Jun 06, 2005 18:25
So this weekend was stereo-typical as they come.
Basically, we all got drunk on Friday night in our place of gathering, which was, of course, Mother Byron. Springbank park, to be exact.
So we're all drinking and then some stupid shit went down and I got in a fight with some guy who shall remain nameless. It wasn't really a fight, because nobody won, but it was a mini-fight...I was hammered, and he was hammered, and he did something to his girlfriend that made her cry. And I didn't like that and I didn't like how I witnessed it so before I knew it, I lunged at him and grabbed him and screamed in his face to never touch her again. We shoved each other a couple times and grabbed onto each other's clothes, he landed a few punches, one to the side of my face, and one to my chest, but then I lost it again and I chucked down my beer bottle, hit him wherever I could, which wasn't very often because he's fast...and then I shoved him really hard because I saw his hand come up in a fist and I knew it was going to hit me, hard, probably in the side of the head. His girlfriend cried, my boyfriend yelled, the guy took off...I was shaking like a leaf, so I grabbed the girl and went into the forest to try and calm her down (and myself). I went to the bus stop where I knew he would be and I tried to talk to him...he was passing out and he was angry and my boyfriend was scared he might strike out again, but I knew what I was doing. I maintained my calm state and told him to shape up and to stop his foolish actions...Frank got all emotional and the guy threw up off and on...it was pretty intense, so after they boarded their bus and all was well (better than it had been a half hour previously, at least), me and Frank stopped off at A&P to have a smoke before retiring to his house. (MY FUTURE HOUSE!)
Otherwise, I haven't been going to my last period classes as of lately because I am just so stressed out and nervous about everything. Exams are coming up, my commencement is this Thursday, I have to finish packing because right now my room is a complete mess, but my mum won't comment on the exact date of my leaving. It's driving me up the wall and giving me butterflies.

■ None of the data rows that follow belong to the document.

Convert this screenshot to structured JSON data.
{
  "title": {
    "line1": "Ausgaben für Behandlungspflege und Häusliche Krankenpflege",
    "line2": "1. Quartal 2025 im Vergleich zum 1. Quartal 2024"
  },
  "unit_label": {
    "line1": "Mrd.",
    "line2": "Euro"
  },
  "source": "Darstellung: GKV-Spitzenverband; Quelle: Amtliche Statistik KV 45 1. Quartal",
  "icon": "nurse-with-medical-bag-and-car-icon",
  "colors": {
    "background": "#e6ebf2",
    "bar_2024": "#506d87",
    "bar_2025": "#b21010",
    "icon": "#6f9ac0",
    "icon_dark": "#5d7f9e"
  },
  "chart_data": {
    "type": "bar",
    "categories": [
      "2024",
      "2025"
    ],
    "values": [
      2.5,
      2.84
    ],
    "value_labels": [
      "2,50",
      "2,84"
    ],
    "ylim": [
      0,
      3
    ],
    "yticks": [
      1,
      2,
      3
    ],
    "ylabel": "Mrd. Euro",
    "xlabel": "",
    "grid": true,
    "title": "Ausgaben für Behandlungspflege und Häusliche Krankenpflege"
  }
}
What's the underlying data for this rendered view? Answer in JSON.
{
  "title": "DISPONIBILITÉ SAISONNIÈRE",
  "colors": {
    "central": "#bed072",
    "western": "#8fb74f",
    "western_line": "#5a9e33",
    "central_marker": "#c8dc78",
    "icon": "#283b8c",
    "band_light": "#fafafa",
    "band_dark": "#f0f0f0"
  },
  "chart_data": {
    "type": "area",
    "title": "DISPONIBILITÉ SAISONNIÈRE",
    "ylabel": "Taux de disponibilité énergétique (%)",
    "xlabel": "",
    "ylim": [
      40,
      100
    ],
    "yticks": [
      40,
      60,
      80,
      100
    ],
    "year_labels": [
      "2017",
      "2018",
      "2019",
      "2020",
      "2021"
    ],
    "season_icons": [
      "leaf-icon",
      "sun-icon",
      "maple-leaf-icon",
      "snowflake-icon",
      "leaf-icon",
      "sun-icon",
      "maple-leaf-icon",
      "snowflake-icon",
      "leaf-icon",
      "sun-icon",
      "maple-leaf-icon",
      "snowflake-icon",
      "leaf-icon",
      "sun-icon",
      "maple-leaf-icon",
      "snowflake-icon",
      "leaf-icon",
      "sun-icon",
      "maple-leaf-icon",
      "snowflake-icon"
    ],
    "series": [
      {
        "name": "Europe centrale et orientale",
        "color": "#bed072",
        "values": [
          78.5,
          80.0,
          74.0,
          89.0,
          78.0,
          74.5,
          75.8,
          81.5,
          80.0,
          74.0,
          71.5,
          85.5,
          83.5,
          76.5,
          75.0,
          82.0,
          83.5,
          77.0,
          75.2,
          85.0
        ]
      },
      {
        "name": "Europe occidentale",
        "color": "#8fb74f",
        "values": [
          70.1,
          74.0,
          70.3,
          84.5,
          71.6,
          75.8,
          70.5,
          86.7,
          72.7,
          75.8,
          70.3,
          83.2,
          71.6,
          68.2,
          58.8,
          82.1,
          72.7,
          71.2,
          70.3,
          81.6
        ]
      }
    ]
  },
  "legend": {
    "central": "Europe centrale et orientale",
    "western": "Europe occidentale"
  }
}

Today was also my last day to do TV announcements. I guess DeLuzio hates me because he only put me on air twice in the past few months...what can you do, I guess? That reminds me...I have to tye-dye that shirt tomorrow..and FUCK I have to get started on my fashion assignment..that stupid purse thing. I am so fucked over...I am so stressed because of it...I wish there were four of me, and the other three I'd make do slave labour and finish all my assignments so I could stop worrying so damn much.
Ah, to be twelve again. Or even five. Five was a cool age. I was always so curious.